The Independent's appeal is to be congratulated. In particular, the article about the young Palestinians and Lebanese who are negotiating a very complicated milieu in Lebanon gives us hope for the future ("Rappers who speak their mind in the name of peace", 18 December).
Over the past 12 months I have been in Beirut six times working with the Palestinian refugees whose conditions are described so graphically by Katherine Butler, and it is clear that young people there need a voice, an opportunity to express their hopes and aspirations. The refugee camps are stifling in the physical sense, but there is a tremendous amount of creativity just waiting for an outlet.
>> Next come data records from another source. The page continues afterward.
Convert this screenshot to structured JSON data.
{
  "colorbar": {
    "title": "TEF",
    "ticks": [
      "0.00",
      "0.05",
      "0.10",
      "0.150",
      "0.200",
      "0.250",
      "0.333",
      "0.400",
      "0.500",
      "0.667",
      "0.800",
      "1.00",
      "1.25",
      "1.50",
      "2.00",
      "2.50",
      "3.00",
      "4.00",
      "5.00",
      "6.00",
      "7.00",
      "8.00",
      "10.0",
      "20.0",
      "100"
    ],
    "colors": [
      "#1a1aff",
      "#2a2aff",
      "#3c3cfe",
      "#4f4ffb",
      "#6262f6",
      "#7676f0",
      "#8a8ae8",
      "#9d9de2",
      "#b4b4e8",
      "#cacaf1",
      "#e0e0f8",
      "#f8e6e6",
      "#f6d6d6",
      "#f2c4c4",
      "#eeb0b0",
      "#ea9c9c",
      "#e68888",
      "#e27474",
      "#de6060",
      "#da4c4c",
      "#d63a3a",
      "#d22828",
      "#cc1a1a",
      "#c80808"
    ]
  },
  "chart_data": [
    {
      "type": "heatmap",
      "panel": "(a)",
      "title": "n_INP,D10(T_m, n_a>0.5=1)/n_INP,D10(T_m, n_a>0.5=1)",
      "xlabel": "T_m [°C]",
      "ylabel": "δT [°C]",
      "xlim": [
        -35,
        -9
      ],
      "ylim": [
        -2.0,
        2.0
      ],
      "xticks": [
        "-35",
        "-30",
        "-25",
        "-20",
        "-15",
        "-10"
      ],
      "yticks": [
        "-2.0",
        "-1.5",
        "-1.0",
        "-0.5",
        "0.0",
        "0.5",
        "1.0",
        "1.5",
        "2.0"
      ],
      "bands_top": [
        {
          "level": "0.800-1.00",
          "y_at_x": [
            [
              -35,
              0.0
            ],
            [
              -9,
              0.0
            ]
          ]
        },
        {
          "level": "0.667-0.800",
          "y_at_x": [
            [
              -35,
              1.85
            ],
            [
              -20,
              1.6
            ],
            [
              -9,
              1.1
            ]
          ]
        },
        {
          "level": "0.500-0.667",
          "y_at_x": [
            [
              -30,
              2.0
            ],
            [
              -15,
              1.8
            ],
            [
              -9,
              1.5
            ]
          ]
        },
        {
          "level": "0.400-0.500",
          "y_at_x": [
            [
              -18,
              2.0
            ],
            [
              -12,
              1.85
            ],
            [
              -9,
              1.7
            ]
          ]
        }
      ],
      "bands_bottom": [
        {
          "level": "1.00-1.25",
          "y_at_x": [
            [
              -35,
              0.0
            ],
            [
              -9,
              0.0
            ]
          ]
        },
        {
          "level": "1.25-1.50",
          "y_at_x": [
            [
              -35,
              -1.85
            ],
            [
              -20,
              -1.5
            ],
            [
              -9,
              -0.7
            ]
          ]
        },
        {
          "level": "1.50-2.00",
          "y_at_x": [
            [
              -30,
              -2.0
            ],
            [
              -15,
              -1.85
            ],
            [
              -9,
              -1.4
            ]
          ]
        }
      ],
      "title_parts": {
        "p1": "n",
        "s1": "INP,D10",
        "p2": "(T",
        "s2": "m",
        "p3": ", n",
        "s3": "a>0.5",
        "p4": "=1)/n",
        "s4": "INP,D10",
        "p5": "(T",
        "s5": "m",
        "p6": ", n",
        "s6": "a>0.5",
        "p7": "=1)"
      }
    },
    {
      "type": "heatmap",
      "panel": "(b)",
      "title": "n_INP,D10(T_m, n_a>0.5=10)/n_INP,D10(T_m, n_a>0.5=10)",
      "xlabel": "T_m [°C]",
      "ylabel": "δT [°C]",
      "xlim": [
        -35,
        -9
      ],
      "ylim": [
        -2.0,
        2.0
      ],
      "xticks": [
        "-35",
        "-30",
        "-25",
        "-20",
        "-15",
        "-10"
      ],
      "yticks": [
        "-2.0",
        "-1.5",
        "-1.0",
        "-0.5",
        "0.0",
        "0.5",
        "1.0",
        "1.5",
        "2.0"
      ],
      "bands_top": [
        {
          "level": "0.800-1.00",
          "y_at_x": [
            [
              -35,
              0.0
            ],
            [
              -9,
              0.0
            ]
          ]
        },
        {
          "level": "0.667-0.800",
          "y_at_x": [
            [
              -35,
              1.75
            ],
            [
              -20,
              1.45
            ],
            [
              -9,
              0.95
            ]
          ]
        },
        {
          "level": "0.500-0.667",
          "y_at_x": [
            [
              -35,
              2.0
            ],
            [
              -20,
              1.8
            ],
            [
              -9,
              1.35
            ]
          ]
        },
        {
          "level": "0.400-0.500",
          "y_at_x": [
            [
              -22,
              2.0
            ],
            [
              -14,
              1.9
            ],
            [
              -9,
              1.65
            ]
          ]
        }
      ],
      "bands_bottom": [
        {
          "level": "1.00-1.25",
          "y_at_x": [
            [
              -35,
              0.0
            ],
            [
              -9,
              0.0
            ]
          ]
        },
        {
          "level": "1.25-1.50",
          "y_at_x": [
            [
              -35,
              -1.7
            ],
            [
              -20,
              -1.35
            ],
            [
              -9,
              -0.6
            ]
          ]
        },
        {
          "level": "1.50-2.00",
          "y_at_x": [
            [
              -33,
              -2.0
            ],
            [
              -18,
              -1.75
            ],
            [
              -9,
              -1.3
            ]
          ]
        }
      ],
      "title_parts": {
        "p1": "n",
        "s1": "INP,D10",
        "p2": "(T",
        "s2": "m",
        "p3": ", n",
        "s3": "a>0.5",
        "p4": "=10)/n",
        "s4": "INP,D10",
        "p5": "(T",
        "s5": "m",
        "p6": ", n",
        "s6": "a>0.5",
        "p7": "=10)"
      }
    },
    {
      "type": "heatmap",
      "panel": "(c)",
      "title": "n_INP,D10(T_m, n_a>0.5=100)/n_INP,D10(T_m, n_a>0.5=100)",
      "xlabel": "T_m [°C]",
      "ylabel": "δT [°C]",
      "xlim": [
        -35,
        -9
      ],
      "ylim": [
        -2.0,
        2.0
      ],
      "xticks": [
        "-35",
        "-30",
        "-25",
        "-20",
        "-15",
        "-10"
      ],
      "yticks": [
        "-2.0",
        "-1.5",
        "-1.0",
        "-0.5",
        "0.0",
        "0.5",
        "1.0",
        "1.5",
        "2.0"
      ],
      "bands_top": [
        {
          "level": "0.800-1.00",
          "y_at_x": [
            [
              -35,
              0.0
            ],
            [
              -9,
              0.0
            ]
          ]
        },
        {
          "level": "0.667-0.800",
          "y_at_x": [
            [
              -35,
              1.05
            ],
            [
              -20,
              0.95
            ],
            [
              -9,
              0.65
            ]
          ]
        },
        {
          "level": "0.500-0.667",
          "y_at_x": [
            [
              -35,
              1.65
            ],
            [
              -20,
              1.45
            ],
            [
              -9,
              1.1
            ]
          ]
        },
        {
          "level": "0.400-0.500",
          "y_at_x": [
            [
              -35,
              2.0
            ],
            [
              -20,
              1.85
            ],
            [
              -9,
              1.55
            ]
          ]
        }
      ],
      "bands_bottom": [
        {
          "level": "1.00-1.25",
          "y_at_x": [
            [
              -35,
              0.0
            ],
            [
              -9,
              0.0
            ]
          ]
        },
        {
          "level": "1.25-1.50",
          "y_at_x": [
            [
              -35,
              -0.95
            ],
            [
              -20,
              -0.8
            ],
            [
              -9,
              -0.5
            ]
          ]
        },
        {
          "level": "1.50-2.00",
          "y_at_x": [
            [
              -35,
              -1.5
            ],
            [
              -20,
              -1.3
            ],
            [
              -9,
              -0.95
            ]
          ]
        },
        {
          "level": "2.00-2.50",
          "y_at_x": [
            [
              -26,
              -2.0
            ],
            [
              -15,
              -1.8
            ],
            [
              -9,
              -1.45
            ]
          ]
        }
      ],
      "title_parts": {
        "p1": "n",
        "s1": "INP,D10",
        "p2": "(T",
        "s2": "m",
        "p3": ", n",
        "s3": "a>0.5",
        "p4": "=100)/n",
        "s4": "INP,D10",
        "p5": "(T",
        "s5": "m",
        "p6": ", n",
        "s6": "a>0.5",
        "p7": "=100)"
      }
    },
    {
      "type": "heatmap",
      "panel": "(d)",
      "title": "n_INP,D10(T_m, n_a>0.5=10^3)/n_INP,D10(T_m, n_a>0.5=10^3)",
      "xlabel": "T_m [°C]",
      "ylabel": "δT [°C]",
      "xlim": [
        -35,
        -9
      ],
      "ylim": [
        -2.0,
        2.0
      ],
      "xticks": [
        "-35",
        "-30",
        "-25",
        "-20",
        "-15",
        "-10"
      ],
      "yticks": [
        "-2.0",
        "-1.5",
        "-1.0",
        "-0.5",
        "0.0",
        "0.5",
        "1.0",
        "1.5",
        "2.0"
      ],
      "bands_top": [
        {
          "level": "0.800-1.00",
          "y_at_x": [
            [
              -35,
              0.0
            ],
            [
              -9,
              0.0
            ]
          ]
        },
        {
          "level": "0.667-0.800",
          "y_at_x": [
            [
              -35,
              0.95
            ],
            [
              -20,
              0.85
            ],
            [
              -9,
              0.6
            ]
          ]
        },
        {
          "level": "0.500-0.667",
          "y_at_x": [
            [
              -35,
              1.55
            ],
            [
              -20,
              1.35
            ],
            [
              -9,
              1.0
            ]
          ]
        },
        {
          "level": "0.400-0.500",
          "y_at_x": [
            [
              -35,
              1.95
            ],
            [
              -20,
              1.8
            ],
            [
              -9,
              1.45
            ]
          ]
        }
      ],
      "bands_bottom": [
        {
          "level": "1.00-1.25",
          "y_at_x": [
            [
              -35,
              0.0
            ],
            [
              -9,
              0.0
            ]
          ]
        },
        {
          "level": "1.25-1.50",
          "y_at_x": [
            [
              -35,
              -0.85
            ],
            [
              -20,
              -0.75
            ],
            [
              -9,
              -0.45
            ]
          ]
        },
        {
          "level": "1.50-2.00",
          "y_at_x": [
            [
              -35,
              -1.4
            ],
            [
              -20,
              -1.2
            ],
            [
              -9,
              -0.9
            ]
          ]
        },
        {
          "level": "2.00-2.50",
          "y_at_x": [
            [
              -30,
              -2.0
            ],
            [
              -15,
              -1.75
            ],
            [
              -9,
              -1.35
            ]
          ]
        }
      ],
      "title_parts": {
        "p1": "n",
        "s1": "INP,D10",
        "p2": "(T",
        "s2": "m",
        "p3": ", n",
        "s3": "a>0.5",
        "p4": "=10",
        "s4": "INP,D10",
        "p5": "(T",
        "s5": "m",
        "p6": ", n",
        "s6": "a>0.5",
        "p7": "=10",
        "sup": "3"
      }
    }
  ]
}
Earlier this year, the British actor-director David Morrissey led a team of actors holding a five-day drama workshop for Palestinian teenagers from camps across Lebanon. Held at the request of the UN Relief & Works Agency (UNRWA), the workshop saw young people travelling daily (and those who know Beirut's traffic will know that this is no mean feat) to a school adjacent to Shatila refugee camp in south Beirut. It culminated with a performance in front of family, friends, UNRWA officials and, I'm pleased to say, the British ambassador to Lebanon, Frances Guy.
The students were given free rein to develop their own performance topics and some opted for a fantasy on "If Palestine was free, I'd . . ."; others worked on morality plays. All saw the week as an opportunity to break out of what is a very staid and rigid education system (think Britain in the Fifties and Sixties) and learn in an exciting and vibrant way.
Giving such youngsters a voice, and an opportunity to let that voice be heard, is essential if the anger is to dissipate and their undoubted energy is to be channelled towards positive community and inter-community activities. I hope The Independent's appeal is a huge success.